Daniel Porter
Apr 16, 2013
Featured

NPE licensing and tech transfer

In the past we’ve written pretty extensively on some of the problems plaguing the patent system, from the USPTO to NPEs, and some possible solutions for them. Aside from promoting and protecting innovation, an auxiliary goal of the patent system is to facilitate technology transfer--finding commercialization routes to get patented inventions from the lab bench out to the consumer’s store shelves. In an increasingly developed and widespread tech marketplace, the importance of careful patent licensing is increasingly salient and warrants greater attention from existing research institutions.

Patent licensing becomes an industry

“Patent troll” was the IP industry’s favorite pejorative of 2012, but in 2013 the popular perspectives are changing. In this past year the term "patent troll" has lost ground  the almost euphemistic “non-practicing entity” or “patent assertion entity” as the lines have become blurred between the good guys and the bad guys in the IP game. The common theme in this storyline is licensing, and the moral is that there’s a lot of money in it. According to WIPO, licensing “is perhaps the most likely, and therefore most common commercialization pathway” next to actually making a patented product. In hindsight, the rise of the licensing industry isn’t too surprising. There’s money in it, and business will go where there’s money to be made (and will become very good at making it).

In October of last year, defensive patent aggregator RPX estimates that there were 500 non-practicing entities in the US. A 2012 report found that NPE activity is growing rapidly. In the current system, which seems unlikely to change substantially in the near future, the “NPE regime” of intellectual property monetization is a lucrative one. And as this model becomes increasingly ubiquitous, our understanding has become more accepting: “don’t hate the player, hate the game.” Now, I believe the focus should be on how to get a bigger share of this money into the hands of researchers and inventors.

The game is here for good

A mid-2012 whitepaper by Jennifer Wolfe of Wolfe-SBMC points out that the licensing-focused, non-practicing NPE regime is here to stay -- “it is a burgeoning industry that will not go away, but will expand and evolve.” In fact, the classic division-of-labor-esque argument of “let the inventors take care of the inventing, and let us take care of the monetization” makes a lot of sense in light of the new licensing industry. The problem is that the inventors are getting the short end of the stick. The attorney-laden trolls aren’t paying what many would consider a fair cut back to the small companies and research institutions that drive this country’s innovation.

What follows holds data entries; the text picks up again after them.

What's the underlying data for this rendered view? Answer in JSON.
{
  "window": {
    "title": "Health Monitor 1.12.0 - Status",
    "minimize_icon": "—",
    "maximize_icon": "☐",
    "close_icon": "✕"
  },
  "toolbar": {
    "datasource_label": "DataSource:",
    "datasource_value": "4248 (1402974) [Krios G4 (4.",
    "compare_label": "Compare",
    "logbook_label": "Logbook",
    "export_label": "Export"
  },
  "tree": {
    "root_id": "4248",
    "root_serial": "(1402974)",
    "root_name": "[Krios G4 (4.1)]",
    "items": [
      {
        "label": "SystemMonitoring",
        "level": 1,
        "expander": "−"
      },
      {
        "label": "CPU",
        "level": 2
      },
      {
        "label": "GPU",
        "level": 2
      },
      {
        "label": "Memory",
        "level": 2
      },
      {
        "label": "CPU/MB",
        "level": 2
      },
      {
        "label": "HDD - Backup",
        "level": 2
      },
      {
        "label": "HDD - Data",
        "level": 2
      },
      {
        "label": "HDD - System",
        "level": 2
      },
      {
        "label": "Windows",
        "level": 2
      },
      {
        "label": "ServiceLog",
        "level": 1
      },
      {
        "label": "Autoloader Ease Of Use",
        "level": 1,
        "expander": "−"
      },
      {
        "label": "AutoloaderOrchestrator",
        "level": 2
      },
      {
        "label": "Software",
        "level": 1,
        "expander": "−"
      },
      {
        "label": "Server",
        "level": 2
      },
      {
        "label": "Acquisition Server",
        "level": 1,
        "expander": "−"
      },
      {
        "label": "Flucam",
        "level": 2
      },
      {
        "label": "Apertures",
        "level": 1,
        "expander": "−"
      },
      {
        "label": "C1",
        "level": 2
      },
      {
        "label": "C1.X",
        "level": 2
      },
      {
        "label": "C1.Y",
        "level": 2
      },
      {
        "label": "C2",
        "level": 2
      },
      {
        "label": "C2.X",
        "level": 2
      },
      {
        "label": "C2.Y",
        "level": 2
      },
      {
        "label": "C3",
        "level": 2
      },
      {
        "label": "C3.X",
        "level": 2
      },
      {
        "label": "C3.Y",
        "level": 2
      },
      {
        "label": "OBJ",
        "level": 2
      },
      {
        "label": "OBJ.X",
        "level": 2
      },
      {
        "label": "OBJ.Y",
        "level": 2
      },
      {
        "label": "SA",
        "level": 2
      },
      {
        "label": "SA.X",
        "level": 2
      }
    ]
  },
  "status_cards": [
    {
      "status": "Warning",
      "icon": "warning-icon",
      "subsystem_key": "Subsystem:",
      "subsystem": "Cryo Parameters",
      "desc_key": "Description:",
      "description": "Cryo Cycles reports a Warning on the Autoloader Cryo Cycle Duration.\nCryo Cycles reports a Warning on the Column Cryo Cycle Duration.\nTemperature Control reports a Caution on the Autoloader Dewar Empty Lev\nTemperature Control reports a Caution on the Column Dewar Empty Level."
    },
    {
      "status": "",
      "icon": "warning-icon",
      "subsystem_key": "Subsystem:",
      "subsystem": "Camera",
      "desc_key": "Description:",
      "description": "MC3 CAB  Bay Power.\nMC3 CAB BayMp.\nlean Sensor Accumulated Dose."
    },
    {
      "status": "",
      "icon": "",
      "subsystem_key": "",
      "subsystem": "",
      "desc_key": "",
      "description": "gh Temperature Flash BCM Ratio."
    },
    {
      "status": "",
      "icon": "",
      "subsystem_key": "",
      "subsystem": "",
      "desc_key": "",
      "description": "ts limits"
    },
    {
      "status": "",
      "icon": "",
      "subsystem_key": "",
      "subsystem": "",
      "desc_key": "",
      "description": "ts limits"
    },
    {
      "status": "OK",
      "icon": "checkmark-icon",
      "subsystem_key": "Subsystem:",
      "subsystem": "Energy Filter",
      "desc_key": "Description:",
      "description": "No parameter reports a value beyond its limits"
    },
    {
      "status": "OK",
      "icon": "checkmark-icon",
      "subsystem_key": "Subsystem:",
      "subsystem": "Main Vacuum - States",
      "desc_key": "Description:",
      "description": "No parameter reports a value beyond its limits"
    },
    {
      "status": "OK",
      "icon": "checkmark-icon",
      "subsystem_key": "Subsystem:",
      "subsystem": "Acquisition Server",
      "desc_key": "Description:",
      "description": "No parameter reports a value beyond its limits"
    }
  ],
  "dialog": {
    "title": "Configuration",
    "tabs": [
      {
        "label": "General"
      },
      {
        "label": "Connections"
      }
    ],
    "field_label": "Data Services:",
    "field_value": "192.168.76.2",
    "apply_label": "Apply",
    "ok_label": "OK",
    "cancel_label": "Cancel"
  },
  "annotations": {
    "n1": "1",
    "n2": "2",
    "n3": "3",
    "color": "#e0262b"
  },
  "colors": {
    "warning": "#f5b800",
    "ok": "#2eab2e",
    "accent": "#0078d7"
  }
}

So what of the “other” non-practicing entities: universities and research institutions? On paper tech transfer offices share an important goal with corporate patent assertion entities: to generate revenue from a portfolio of patents so that researchers don’t have to. At the end of 2011 the University of California tech transfer office held a total of 2,104 active licensing agreements and generated a total revenue of $164.6M. By comparison, Acacia Research has completed more than 1,180 licensing agreements, generating $250.7M in 2012 alone.

This analogy is imperfect, to be sure, but I take this as an indication of the vastly under-exploited potential of the patent portfolios largely sitting dormant at research universities and other institutions around the country. Even at NASA, for whom tech transfer is an important strategic goal, a recent audit report found that “funding and staffing levels indicate that technology transfer is not a top priority.”

If there are so many patent licensing opportunities that NPEs are cropping up and making money hand-over-fist, I want research to get a bigger slice of the pie. Particularly research from the extensive and well-established network of research universities and labs across the country responsible for so much of the world’s innovation. I want the licensing revenue to go to those who have the researcher’s interests at heart. To me this means there is a lot more room for tech transfer offices to locate and pursue legitimate licensing opportunities for their existing patent portfolios. We need to figure out how to help research-focused non-practicing innovators work more effectively to monetize their assets. Don’t hate the game, just play it better than they do.